Figures from the Central Bank of Nigeria revealed on Wednesday that Nigeria’s external reserves dropped by $523m to $34.475bn as of March 16 from $34.998bn as of March 1.
In February, the reserves, which had continued a downward trend of recent, lost $1.1bn, after it dropped from $36.19bn as of February 1 fell to $35.09bn as of February 26.
The Central Bank of Nigeria had recently stated that Nigeria’s external reserves at $35bn was sufficient to finance the country’s seven months’ imports.

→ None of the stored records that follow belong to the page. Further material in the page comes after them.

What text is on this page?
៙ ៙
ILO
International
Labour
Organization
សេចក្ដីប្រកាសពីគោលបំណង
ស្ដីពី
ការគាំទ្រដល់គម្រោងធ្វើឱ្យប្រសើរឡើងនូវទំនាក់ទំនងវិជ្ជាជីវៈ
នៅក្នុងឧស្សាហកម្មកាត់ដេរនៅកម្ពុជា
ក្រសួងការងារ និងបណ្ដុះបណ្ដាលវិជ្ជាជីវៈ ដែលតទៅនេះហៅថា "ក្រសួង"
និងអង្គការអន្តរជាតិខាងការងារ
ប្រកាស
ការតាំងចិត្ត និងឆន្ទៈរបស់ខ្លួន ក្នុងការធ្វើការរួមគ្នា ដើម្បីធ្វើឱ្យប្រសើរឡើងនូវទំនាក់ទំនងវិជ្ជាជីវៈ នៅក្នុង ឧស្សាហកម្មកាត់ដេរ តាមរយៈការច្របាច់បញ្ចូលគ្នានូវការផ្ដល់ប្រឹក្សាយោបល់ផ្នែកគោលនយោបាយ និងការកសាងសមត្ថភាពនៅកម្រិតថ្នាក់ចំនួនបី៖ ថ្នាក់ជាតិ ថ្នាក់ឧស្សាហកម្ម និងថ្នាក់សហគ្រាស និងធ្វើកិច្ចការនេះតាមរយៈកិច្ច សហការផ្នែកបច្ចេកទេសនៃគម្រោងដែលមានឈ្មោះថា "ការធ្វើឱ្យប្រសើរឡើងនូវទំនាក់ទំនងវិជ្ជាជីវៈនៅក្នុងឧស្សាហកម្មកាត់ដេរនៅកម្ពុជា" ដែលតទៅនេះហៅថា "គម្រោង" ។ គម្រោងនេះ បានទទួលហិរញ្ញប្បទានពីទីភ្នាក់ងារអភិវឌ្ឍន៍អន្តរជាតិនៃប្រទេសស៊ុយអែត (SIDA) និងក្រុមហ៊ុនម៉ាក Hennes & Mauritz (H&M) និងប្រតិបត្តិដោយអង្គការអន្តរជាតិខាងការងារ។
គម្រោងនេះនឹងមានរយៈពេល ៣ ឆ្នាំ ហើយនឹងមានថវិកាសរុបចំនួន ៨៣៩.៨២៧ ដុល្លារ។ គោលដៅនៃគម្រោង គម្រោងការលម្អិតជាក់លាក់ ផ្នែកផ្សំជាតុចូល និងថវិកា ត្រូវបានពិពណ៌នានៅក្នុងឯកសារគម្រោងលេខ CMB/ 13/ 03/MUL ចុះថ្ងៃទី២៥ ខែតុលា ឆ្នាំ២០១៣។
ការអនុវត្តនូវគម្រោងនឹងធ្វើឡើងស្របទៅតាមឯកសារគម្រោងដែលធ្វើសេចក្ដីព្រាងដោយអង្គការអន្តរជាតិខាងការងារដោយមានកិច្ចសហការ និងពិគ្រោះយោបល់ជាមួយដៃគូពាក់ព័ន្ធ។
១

When the reserves had experienced gains in the last quarter of 2020, the CBN disclosed that at $36.46bn, it could finance 8.4 months of import of goods or 6.3 months of import of goods and services.
The Central Bank of Nigeria monthly economic report for the fourth quarter of 2020, showed that the performance of the external sector improved in the review quarter, despite the challenges faced globally due to the COVID-19 Pandemic, weakened global demand, soaring second wave of the COVID-19 pandemic and tense political environment in the United States.
It stated that an estimated overall balance of payments surplus of $0.79bn was recorded in the fourth quarter of 2020, from the $0.14bn recorded in the third quarter of 2020.
The Central Bank of Nigeria stated that the deficit in the current account widened to $5.27bn in the review period, compared with $3.34bn in the previous quarter.
It stated, “A net disposal of $2.5bn was recorded in the financial account, relative to $2.66bn in the preceding quarter.
“The external reserves at end December 2020 was $36.46bn, compared with $35.67bn at end September 2020, indicating an accretion of $0.79bn.
“This could finance 8.4 months of import of goods or 6.3 months of import of goods and services.”
The improvement in external reserves stock was attributed, mainly, to foreign exchange reforms undertaken by the bank to block leakages and ensure enhanced inflow of remittances from Nigerians in diaspora.
According to the Central Bank of Nigeria, public external debt stock stood at $31.99bn or 7.7 per cent of the Gross Domestic Product at end-September 2020, which was within the sustainable threshold of 40.0 percent of GDP.
In the foreign exchange market, the average naira exchange rate at the I&E and the BDC windows depreciated to N389.04/$ and N468.17/$ in the fourth quarter of 2020, from N386.60/$ and N461.94/US$ in the third quarter of 2020 respectively, the CBN stated.